US: Scientists have discovered the remains of a 400 million-year-old insect - the oldest ever located - in a fossil unearthed in Scotland in the early 1900s.
David Grimaldi of the American Museum of Natural History in New York and Michael Engel of the University of Kansas were doing research for a book on the evolution of insects when they spotted the remains while examining the fossil.
"We're the first to have re-studied it in any detail that I am aware of and the first to have definitively come up with evidence and an interpretation about the significance of it," Grimaldi said in an interview yesterday. "It's remarkable that no one took the time to carefully study the fossil and then compare it to some modern insects."
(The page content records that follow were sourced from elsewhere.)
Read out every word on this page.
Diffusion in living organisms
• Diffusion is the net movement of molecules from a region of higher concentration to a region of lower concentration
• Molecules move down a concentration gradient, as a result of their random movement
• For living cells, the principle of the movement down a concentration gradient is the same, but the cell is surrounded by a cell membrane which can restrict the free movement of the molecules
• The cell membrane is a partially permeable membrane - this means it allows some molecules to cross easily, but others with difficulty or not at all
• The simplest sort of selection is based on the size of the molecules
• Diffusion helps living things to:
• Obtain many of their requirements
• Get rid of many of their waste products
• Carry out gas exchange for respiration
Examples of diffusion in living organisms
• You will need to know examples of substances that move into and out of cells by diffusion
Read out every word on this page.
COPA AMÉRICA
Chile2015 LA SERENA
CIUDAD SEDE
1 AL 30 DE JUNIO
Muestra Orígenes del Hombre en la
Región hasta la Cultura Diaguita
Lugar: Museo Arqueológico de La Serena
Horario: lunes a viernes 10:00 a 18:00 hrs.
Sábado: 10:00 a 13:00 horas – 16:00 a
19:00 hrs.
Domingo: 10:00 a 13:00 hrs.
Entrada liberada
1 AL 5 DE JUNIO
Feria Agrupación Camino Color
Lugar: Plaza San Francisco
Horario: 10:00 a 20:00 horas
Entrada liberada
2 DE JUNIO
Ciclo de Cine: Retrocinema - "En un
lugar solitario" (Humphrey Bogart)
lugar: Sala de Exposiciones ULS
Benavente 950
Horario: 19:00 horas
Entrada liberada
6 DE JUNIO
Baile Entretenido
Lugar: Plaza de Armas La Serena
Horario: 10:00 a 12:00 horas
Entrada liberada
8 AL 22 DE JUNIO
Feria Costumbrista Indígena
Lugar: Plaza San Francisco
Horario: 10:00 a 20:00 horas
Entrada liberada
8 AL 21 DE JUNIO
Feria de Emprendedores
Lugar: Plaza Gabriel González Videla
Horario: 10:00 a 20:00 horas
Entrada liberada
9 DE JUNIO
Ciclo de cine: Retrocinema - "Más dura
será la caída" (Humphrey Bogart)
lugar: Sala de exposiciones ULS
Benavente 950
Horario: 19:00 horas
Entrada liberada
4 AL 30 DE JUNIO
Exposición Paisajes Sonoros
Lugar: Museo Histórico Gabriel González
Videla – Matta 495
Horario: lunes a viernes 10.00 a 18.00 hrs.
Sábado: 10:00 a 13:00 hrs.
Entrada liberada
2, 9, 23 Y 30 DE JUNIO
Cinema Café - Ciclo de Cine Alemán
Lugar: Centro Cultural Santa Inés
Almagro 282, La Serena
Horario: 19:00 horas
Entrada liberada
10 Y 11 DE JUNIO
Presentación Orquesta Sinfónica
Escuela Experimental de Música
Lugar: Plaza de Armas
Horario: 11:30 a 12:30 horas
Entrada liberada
The discovery pushes back the earliest known insect by 20 million years, but even more importantly it suggests that winged insects evolved some 80 million years earlier than previously thought.
"Insects would have been among the earliest land animals," said Grimaldi, who reported the findings in the science journal Nature.
One of the biggest questions in evolution is why, how and when wings in insects evolved. The earliest evidence of insect wings is from about 330 million years ago. Specimens from that era show they were fully formed and capable of manoeuvred and powered flight, so they probably evolved earlier.
"This is a tantalising piece of evidence that suggests we have a considerable window of time in which we are missing the fossils," said Grimaldi.
The insect's body would have been about the size of a grain of rice. Because they are so small, fossils of insect wings are difficult to find.